Multiple possible currencies per symbol

It is possible to add multiple currencies to the parser. However, it will not be able to tell them apart if they share the same symbol. Consider the following text:

use Mistralys\CurrencyParser\PriceParser;

$subject = <<<EOT
Canadian dollars: $1,000
U.S. dollars: $1,000
EOT;

$prices = PriceParser::create()
    ->expectCurrency('USD')
    ->expectCurrency('CAD')
    ->findPrices($subject);
    
echo $prices[0]->getCurrencyName(); // USD
echo $prices[1]->getCurrencyName(); // USD

The parser will not be able to tell which of those two prices are the CAD and USD ones. By default, the parser will use USD in case of conflict with the $ symbol. Using currency names does not have this issue:

use Mistralys\CurrencyParser\PriceParser;

$subject = <<<EOT
Canadian dollars: CAD1,000
U.S. dollars: USD1,000
EOT;

$prices = PriceParser::create()
    ->expectCurrency('USD')
    ->expectCurrency('CAD')
    ->findPrices($subject);

echo $prices[0]->getCurrencyName(); // CAD
echo $prices[1]->getCurrencyName(); // USD

Setting default currencies per symbol

The parser has built-in defaults for currency symbol conflicts, like USD for $. However, this can be adjusted if the target currency used in the document is known. Consider the following example:

use Mistralys\CurrencyParser\PriceParser;

$subject = <<<EOT
Starting price: $35
Black Friday rebate: $9.99
Your price: $25.01
EOT;

$prices = PriceParser::create()
    ->expectCurrency('CAD')
    ->setSymbolDefault('$', 'CAD')
    ->findPrices($subject);

echo $prices[0]->getCurrencyName(); // CAD
echo $prices[1]->getCurrencyName(); // CAD
echo $prices[3]->getCurrencyName(); // CAD

If the document uses multiple currencies with the same symbol, this will not make it possible to distinguish between them. Only using currency names can solve such cases.

Mailcode compatibility

The Mailcode command preprocessor uses numbers as placeholders for commands when safeguarding them to apply formatting filters (more on the reasoning behind this). This can cause placeholders of variable commands to be falsely recognized as prices.

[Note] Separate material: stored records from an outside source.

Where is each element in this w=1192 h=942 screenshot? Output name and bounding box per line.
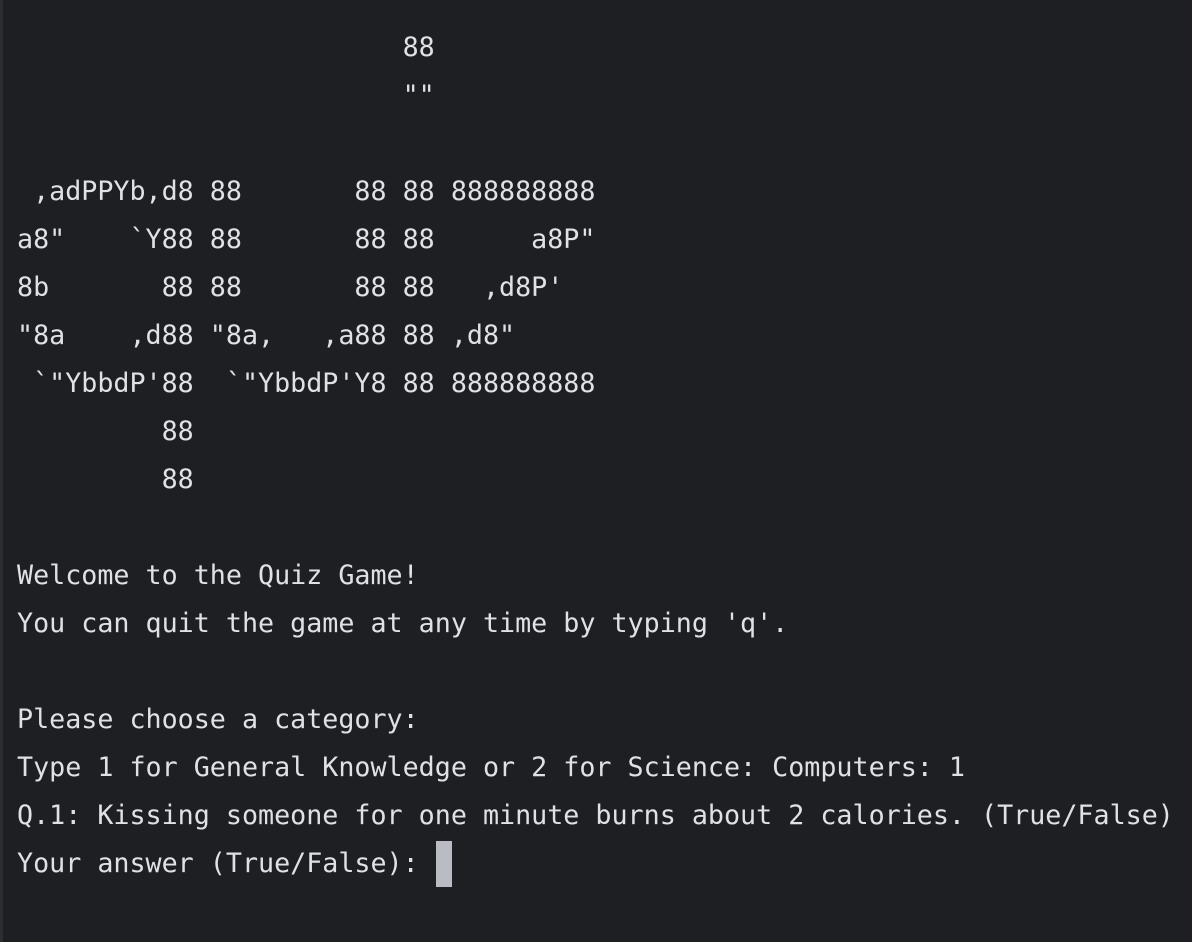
welcome-message: Welcome to the Quiz Game! — [17, 560, 419, 591]
question-text: Q.1: Kissing someone for one minute burn… — [17, 800, 1174, 831]
banner-line: "8a ,d88 "8a, ,a88 88 ,d8" — [17, 320, 516, 351]
answer-input-row[interactable]: Your answer (True/False): — [17, 840, 452, 888]
text-cursor — [435, 841, 452, 887]
banner-line: 88 — [17, 464, 194, 495]
answer-prompt: Your answer (True/False): — [17, 848, 435, 879]
banner-line: ,adPPYb,d8 88 88 88 888888888 — [17, 176, 596, 207]
quit-hint: You can quit the game at any time by typ… — [17, 608, 789, 639]
banner-line: 88 — [17, 32, 435, 63]
terminal-output[interactable]: 88 "" ,adPPYb,d8 88 88 88 888888888 a8" … — [0, 0, 1192, 942]
banner-line: 88 — [17, 416, 194, 447]
banner-line: `"YbbdP'88 `"YbbdP'Y8 88 888888888 — [17, 368, 596, 399]
banner-line: a8" `Y88 88 88 88 a8P" — [17, 224, 596, 255]
category-prompt: Type 1 for General Knowledge or 2 for Sc… — [17, 752, 965, 783]
category-heading: Please choose a category: — [17, 704, 419, 735]
banner-line: 8b 88 88 88 88 ,d8P' — [17, 272, 564, 303]
banner-line: "" — [17, 80, 435, 111]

Example text with a variable command:

Price from a variable: {showvar: $FOO.PRICE} EUR

The showvar command is converted to a numeric placeholder by the safeguard feature:

Price from a variable: 9990000000001999 EUR

To avoid this being formatted into a price (and thus breaking the Mailcode command), simply enable the Mailcode support in the currency parser via the expectMailcode() method:

use Mailcode\Mailcode;
use Mistralys\CurrencyParser\PriceParser;
use Mistralys\CurrencyParser\PriceFilter;

$text = 'Price from a variable: {showvar: $FOO.PRICE} EUR';

// Replace Mailcode commands with placeholders
$safeguard = Mailcode::create()->createSafeguard($text);
$safeText = $safeguard->makeSafe();

$currencyParser = PriceParser::create()
    ->expectCurrency('EUR')
    ->expectMailcode();

// Format all currencies in the text
$formattedText = PriceFilter::create($currencyParser)
    ->filterString($safeText);

// Restore the Mailcode commands
$filteredText = $safeguard->makeWhole($formattedText);

NOTE: This will only work with the default Mailcode placeholder delimiters. Using a custom delimiter is not supported.

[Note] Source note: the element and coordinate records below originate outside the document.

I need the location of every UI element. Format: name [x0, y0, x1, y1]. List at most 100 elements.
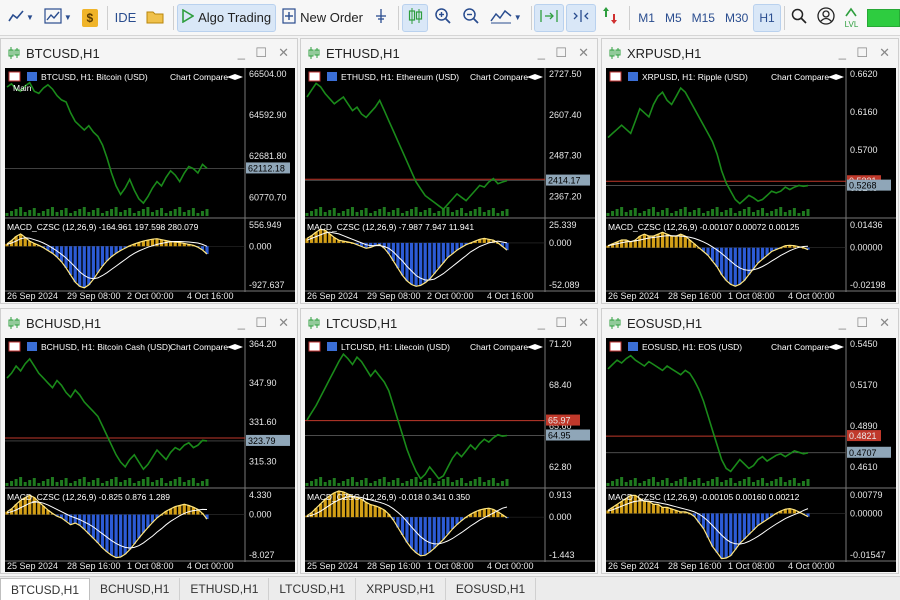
chart-window-titlebar[interactable]: ETHUSD,H1 _ ☐ ✕	[301, 39, 597, 67]
macd-histogram-bar	[378, 507, 382, 518]
chart-compare-label[interactable]: Chart Compare	[470, 342, 528, 352]
close-icon[interactable]: ✕	[578, 315, 589, 331]
line-chart-button[interactable]: ▼	[4, 4, 38, 32]
timeframe-m15[interactable]: M15	[687, 4, 720, 32]
chart-compare-label[interactable]: Chart Compare	[771, 72, 829, 82]
volume-bar	[128, 208, 132, 216]
maximize-icon[interactable]: ☐	[555, 45, 567, 61]
minimize-icon[interactable]: _	[538, 315, 545, 330]
close-icon[interactable]: ✕	[879, 315, 890, 331]
volume-bar	[487, 210, 491, 216]
price-tick-label: 347.90	[249, 378, 277, 388]
chart-compare-label[interactable]: Chart Compare	[470, 72, 528, 82]
chart-compare-label[interactable]: Chart Compare	[170, 342, 228, 352]
new-order-button[interactable]: New Order	[278, 4, 367, 32]
maximize-icon[interactable]: ☐	[555, 315, 567, 331]
bottom-tab-ltcusd[interactable]: LTCUSD,H1	[269, 578, 357, 600]
bottom-tab-bchusd[interactable]: BCHUSD,H1	[90, 578, 181, 600]
volume-bar	[446, 207, 450, 216]
minimize-icon[interactable]: _	[238, 315, 245, 330]
price-tick-label: 71.20	[549, 339, 572, 349]
chart-window-titlebar[interactable]: LTCUSD,H1 _ ☐ ✕	[301, 309, 597, 337]
chart-window-titlebar[interactable]: XRPUSD,H1 _ ☐ ✕	[602, 39, 898, 67]
chart-window-titlebar[interactable]: BCHUSD,H1 _ ☐ ✕	[1, 309, 297, 337]
price-chart[interactable]: 0.5450 0.5170 0.4890 0.4610 0.4821 0.4707 EOSU…	[606, 338, 896, 572]
symbol-icon	[27, 72, 37, 81]
macd-legend: MACD_CZSC (12,26,9) -7.987 7.947 11.941	[307, 222, 474, 232]
chart-compare-label[interactable]: Chart Compare	[170, 72, 228, 82]
chart-window[interactable]: LTCUSD,H1 _ ☐ ✕ 71.20 68.40 65.60 62.80 65.97 64.…	[300, 308, 598, 574]
close-icon[interactable]: ✕	[278, 45, 289, 61]
symbol-icon	[327, 342, 337, 351]
volume-bar	[500, 211, 504, 216]
timeframe-m5[interactable]: M5	[660, 4, 687, 32]
macd-tick-label: -927.637	[249, 280, 285, 290]
close-icon[interactable]: ✕	[879, 45, 890, 61]
macd-line	[6, 233, 208, 289]
bottom-tab-eosusd[interactable]: EOSUSD,H1	[446, 578, 537, 600]
macd-histogram-bar	[423, 242, 427, 283]
price-chart[interactable]: 0.66200.61600.57000.52400.53210.5268XRPU…	[606, 68, 896, 302]
close-icon[interactable]: ✕	[278, 315, 289, 331]
indicators-button[interactable]: ▼	[40, 4, 76, 32]
chart-compare-label[interactable]: Chart Compare	[771, 342, 829, 352]
timeframe-m1[interactable]: M1	[633, 4, 660, 32]
macd-histogram-bar	[482, 508, 486, 518]
volume-bar	[679, 479, 683, 486]
chart-window[interactable]: ETHUSD,H1 _ ☐ ✕ 2727.50 2607.40 2487.30 2367.20…	[300, 38, 598, 304]
maximize-icon[interactable]: ☐	[255, 45, 267, 61]
volume-bar	[305, 213, 309, 216]
bottom-tab-btcusd[interactable]: BTCUSD,H1	[0, 578, 91, 600]
price-chart[interactable]: 2727.50 2607.40 2487.30 2367.20 2414.17 ETHUS…	[305, 68, 595, 302]
maximize-icon[interactable]: ☐	[856, 45, 868, 61]
indicator-menu-button[interactable]: ▼	[486, 4, 526, 32]
chart-window[interactable]: EOSUSD,H1 _ ☐ ✕ 0.5450 0.5170 0.4890 0.4610 0.48…	[601, 308, 899, 574]
depth-button[interactable]	[369, 4, 393, 32]
volume-bar	[724, 210, 728, 216]
chart-window-titlebar[interactable]: BTCUSD,H1 _ ☐ ✕	[1, 39, 297, 67]
timeframe-m30[interactable]: M30	[720, 4, 753, 32]
level-button[interactable]: LVL	[841, 4, 861, 32]
maximize-icon[interactable]: ☐	[255, 315, 267, 331]
chart-window-titlebar[interactable]: EOSUSD,H1 _ ☐ ✕	[602, 309, 898, 337]
volume-bar	[60, 480, 64, 486]
minimize-icon[interactable]: _	[538, 45, 545, 60]
account-button[interactable]	[813, 4, 839, 32]
volume-bar	[400, 483, 404, 486]
volume-bar	[332, 208, 336, 216]
price-chart[interactable]: 364.20 347.90 331.60 315.30 323.79 BCHUSD, H1…	[5, 338, 295, 572]
volume-bar	[783, 482, 787, 486]
chart-window-title: EOSUSD,H1	[627, 315, 703, 331]
timeframe-h1[interactable]: H1	[753, 3, 781, 32]
one-click-trading-button[interactable]	[598, 4, 624, 32]
bottom-tab-xrpusd[interactable]: XRPUSD,H1	[356, 578, 446, 600]
algo-trading-button[interactable]: Algo Trading	[177, 3, 277, 32]
volume-bar	[473, 479, 477, 486]
bar-chart-button[interactable]	[401, 3, 428, 32]
chevron-down-icon: ▼	[63, 13, 72, 22]
ide-button[interactable]: IDE	[111, 4, 141, 32]
open-folder-button[interactable]	[142, 4, 168, 32]
trading-button[interactable]: $	[78, 4, 102, 32]
macd-histogram-bar	[141, 514, 145, 533]
macd-histogram-bar	[620, 239, 624, 248]
minimize-icon[interactable]: _	[238, 45, 245, 60]
price-chart[interactable]: 66504.00 64592.90 62681.80 60770.70 62112.18…	[5, 68, 295, 302]
zoom-in-button[interactable]	[430, 4, 456, 32]
close-icon[interactable]: ✕	[578, 45, 589, 61]
chart-window[interactable]: BCHUSD,H1 _ ☐ ✕ 364.20 347.90 331.60 315.30 323.…	[0, 308, 298, 574]
minimize-icon[interactable]: _	[839, 45, 846, 60]
bottom-tab-ethusd[interactable]: ETHUSD,H1	[180, 578, 270, 600]
search-button[interactable]	[787, 4, 811, 32]
minimize-icon[interactable]: _	[839, 315, 846, 330]
auto-scroll-button[interactable]	[534, 3, 565, 32]
volume-bar	[55, 482, 59, 486]
chart-window[interactable]: BTCUSD,H1 _ ☐ ✕ 66504.00 64592.90 62681.80 6077…	[0, 38, 298, 304]
maximize-icon[interactable]: ☐	[856, 315, 868, 331]
macd-histogram-bar	[751, 513, 756, 530]
volume-bar	[738, 211, 742, 216]
price-chart[interactable]: 71.20 68.40 65.60 62.80 65.97 64.95 LTCUSD, H1…	[305, 338, 595, 572]
chart-window[interactable]: XRPUSD,H1_☐✕0.66200.61600.57000.52400.53…	[601, 38, 899, 304]
chart-shift-button[interactable]	[566, 3, 597, 32]
zoom-out-button[interactable]	[458, 4, 484, 32]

Handling multi-currency documents

In documents with multiple currencies, if they use the same symbol (USD and CAD for example), one must be set as default.

Philosophy

There is an excellent money library for PHP, Money. This library does not attempt to reproduce the same functionality - it was developed for an application in particular, which requires the formatting to be fully whitespace-aware. The methodology in general is focused on the filtering aspect, whereas Money is a full-fledged financial calculation tool.

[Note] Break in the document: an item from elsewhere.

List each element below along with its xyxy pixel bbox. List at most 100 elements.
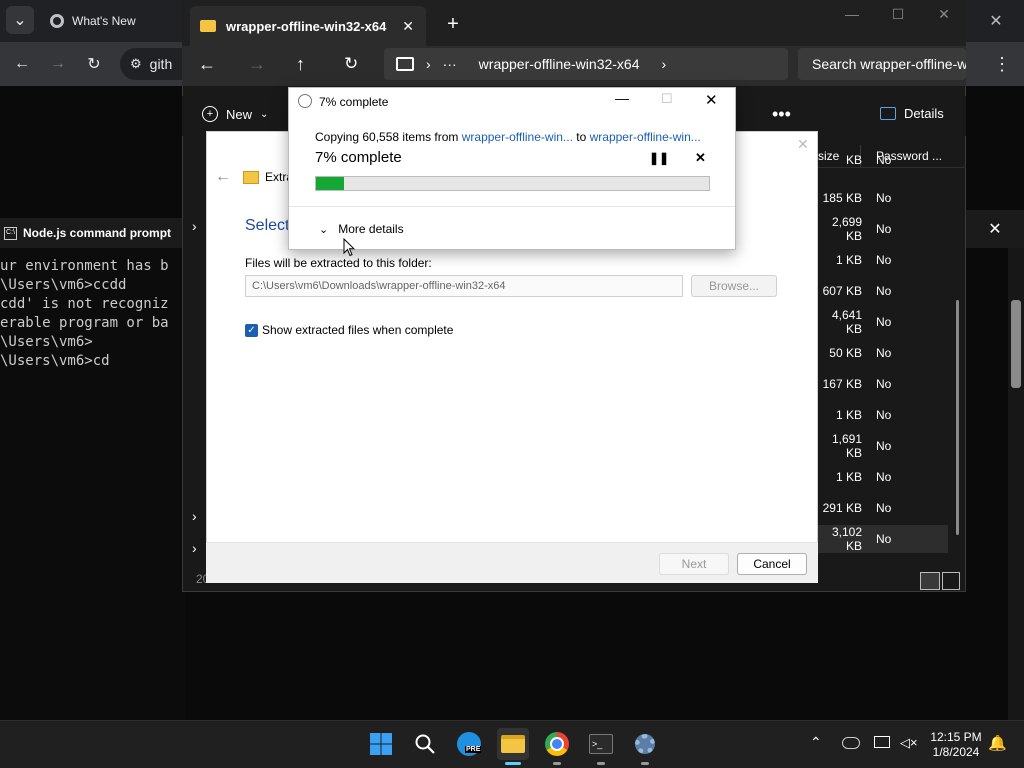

The two libraries can be used together: Prices have a method to get their value in money integer style.

// (int)5000
$money = \Mistralys\CurrencyParser\parsePrice('$50')->getAsMoney();

NOTE: The built-int locale-based formatting may vary slightly from a library like Money. This is due to the formatting rules defined in the application for which the library was developed.

Contributing

Contributions are always welcome. The library does not currently aim to include all worldwide currencies, but we are open tp any you may be able to add via pull requests. Look in the Currencies folder to get an overview of what's there.